The High Speed 2 (HS2) and Crossrail interchange is due to be built at Old Oak Common by 2026. The new station will be the size of Waterloo, handling 250,000 passengers a day.
The Mayor believes that the best way to bring economic benefit to the area surrounding the new station is to form a new body, to be called the Old Oak and Park Royal Development Corporation (OPDC). He thinks this would enable a £15bn boost to London’s economy over 30 years.
The Mayor of London, Boris Johnson said: “This is one of the biggest and most exciting regeneration schemes for decades and will rival the impact that the Olympics had in East London. With the city’s population skyrocketing towards the nine million mark we need to squeeze every drop of potential out of this opportunity and a Mayoral Development Corporation will drive forward the delivery of the homes and jobs that London is crying out for.”
An Extraordinary Plenary of the London Assembly today considered the Mayor’s formal proposals to designate the Mayoral development area at Old Oak and Park Royal. The Mayor will now write to the Secretary of State for Communities and Local Government Eric Pickles stating his intention to move ahead with the creation of the Old Oak and Park Royal Development Corporation.
As well as promoting and delivering physical, social, economic and environmental regeneration, the Mayor says the Corporation will also safeguard and develop Park Royal as a strategic industrial location and attract long-term investment to the area, including from overseas.
Once established, the proposed OPDC would take on various statutory powers relating to infrastructure, regeneration, land acquisitions and financial assistance.
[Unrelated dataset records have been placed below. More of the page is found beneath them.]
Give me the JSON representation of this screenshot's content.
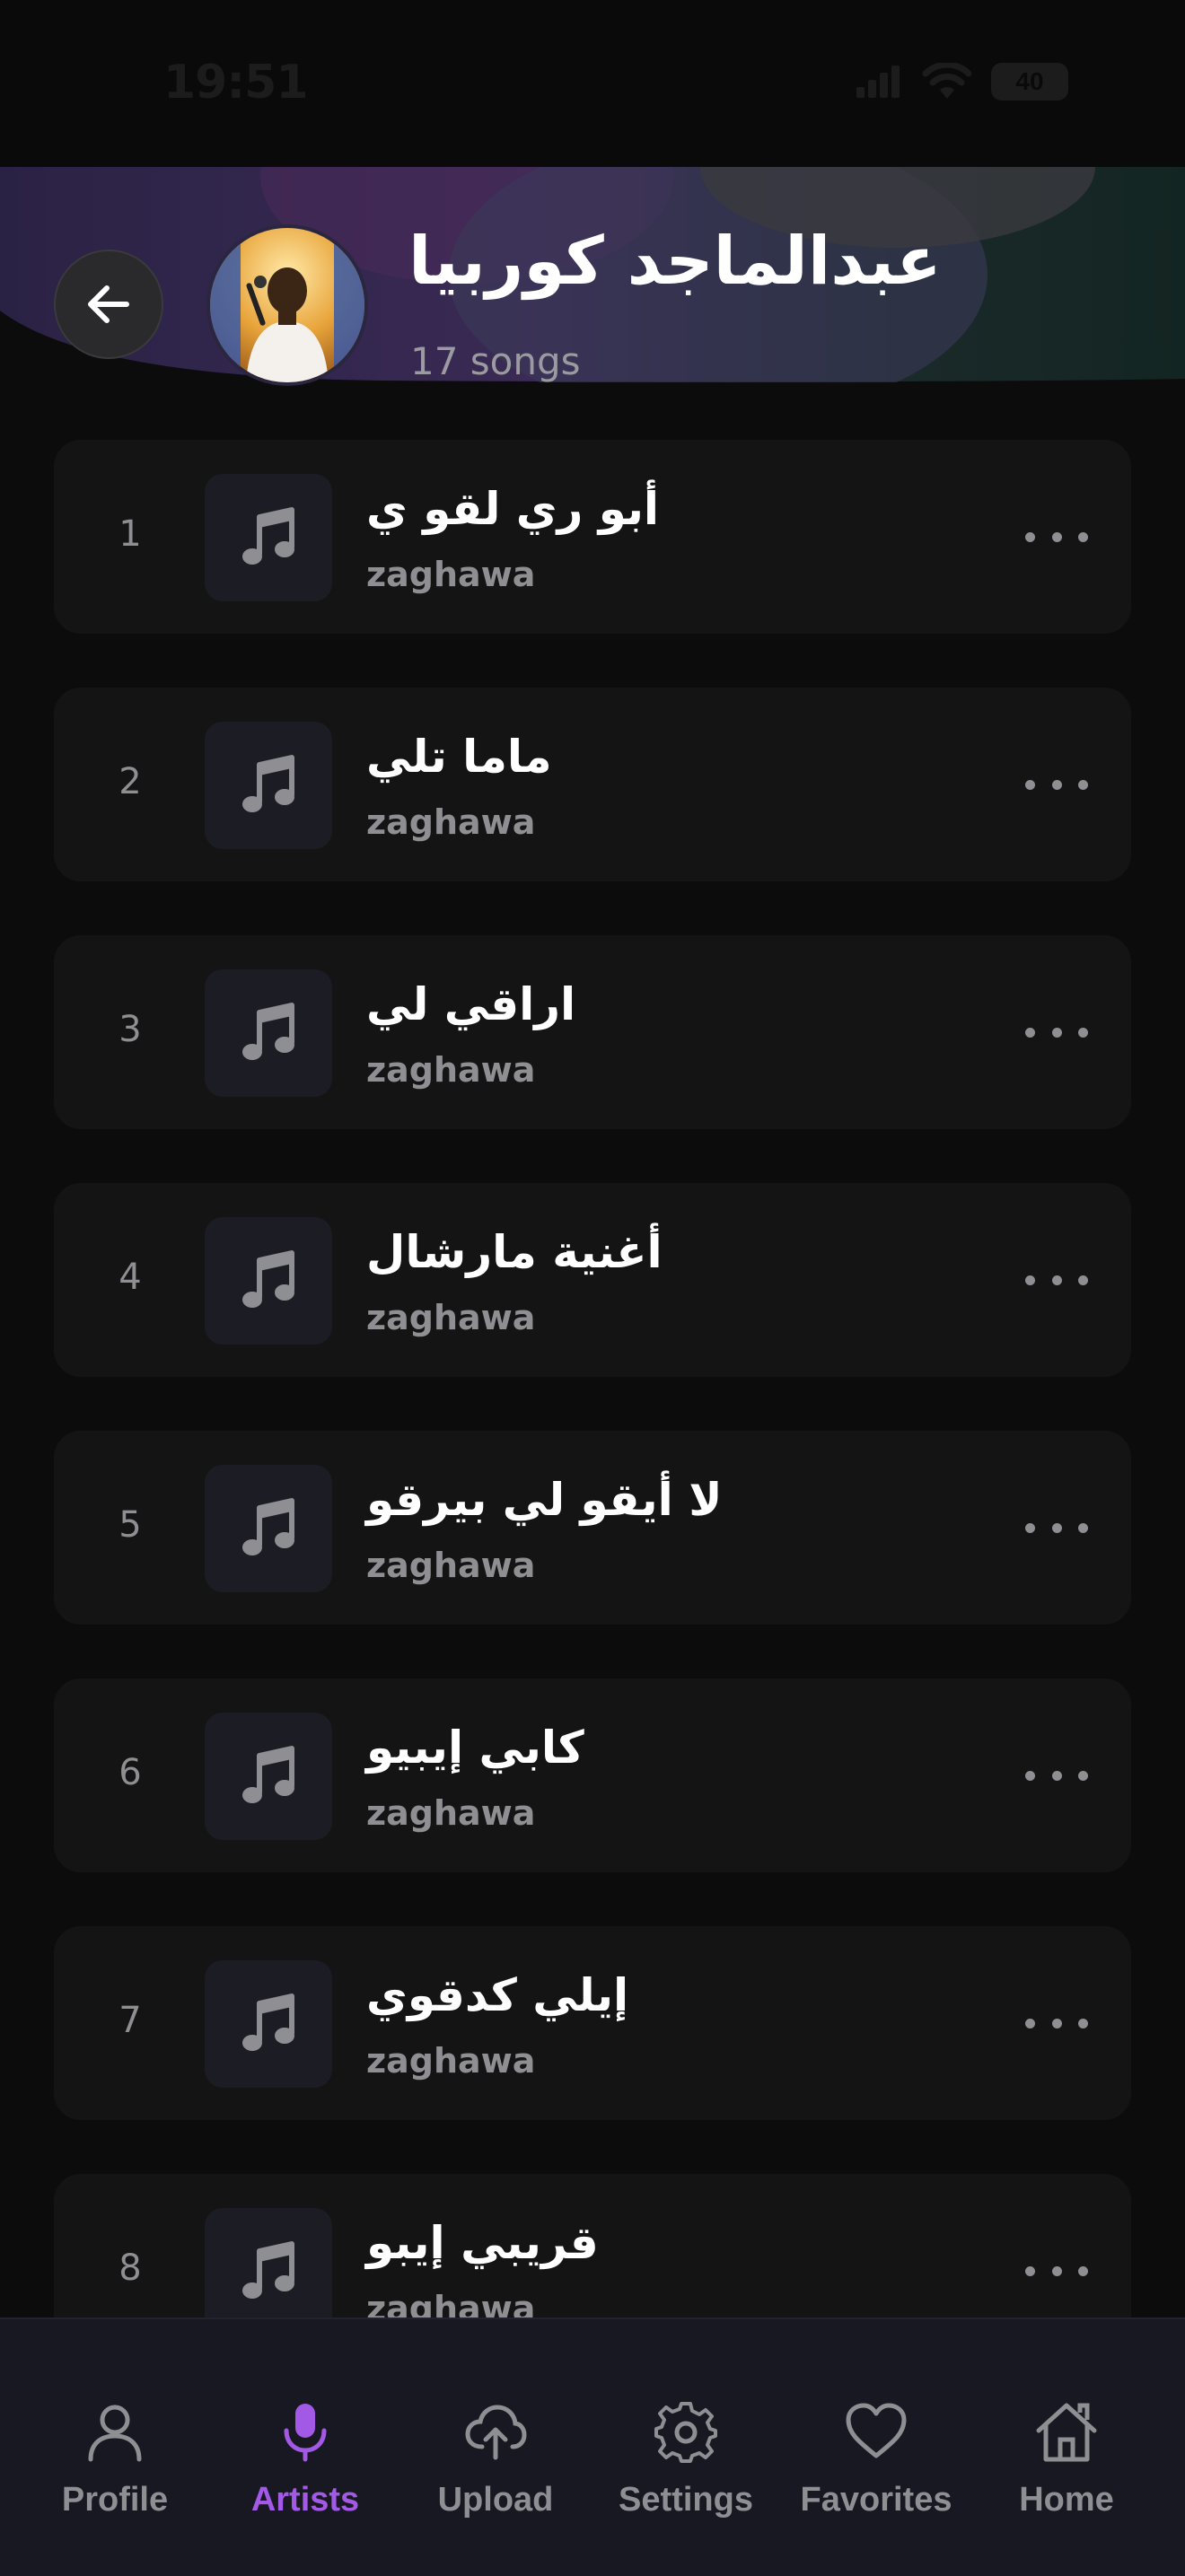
{
  "status_bar": {
    "time": "19:51",
    "battery": "40"
  },
  "header": {
    "artist_name": "عبدالماجد كوربيا",
    "song_count": "17 songs"
  },
  "songs": [
    {
      "number": "1",
      "title": "أبو ري لقو ي",
      "subtitle": "zaghawa"
    },
    {
      "number": "2",
      "title": "ماما تلي",
      "subtitle": "zaghawa"
    },
    {
      "number": "3",
      "title": "اراقي لي",
      "subtitle": "zaghawa"
    },
    {
      "number": "4",
      "title": "أغنية مارشال",
      "subtitle": "zaghawa"
    },
    {
      "number": "5",
      "title": "لا أيقو لي بيرقو",
      "subtitle": "zaghawa"
    },
    {
      "number": "6",
      "title": "كابي إيبيو",
      "subtitle": "zaghawa"
    },
    {
      "number": "7",
      "title": "إيلي كدقوي",
      "subtitle": "zaghawa"
    },
    {
      "number": "8",
      "title": "قريبي إيبو",
      "subtitle": "zaghawa"
    }
  ],
  "nav": {
    "items": [
      {
        "label": "Profile",
        "icon": "person-icon"
      },
      {
        "label": "Artists",
        "icon": "microphone-icon"
      },
      {
        "label": "Upload",
        "icon": "cloud-upload-icon"
      },
      {
        "label": "Settings",
        "icon": "gear-icon"
      },
      {
        "label": "Favorites",
        "icon": "heart-icon"
      },
      {
        "label": "Home",
        "icon": "home-icon"
      }
    ],
    "active": "Artists"
  },
  "colors": {
    "background": "#0c0c0d",
    "row": "#141414",
    "accent": "#a259e6",
    "muted": "#8e8e93"
  }
}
It would also take on planning powers across the Old Oak and Park Royal area, including determination of planning applications. The Corporation will also be able to set a Community Infrastructure Levy.
The OPDC will be chaired by the Mayor of London or designate and it is proposed that the Corporation’s board will include councillors from the three relevant boroughs and representatives from the local community. The OPDC will delegate certain planning applications back to the local councils for determination.
It is expected that the legislation to establish the Old Oak and Park Royal Development Corporation will be laid before Parliament in early 2015 and that the Corporation will come into existence, with full planning powers over the entire site on April 1, 2015.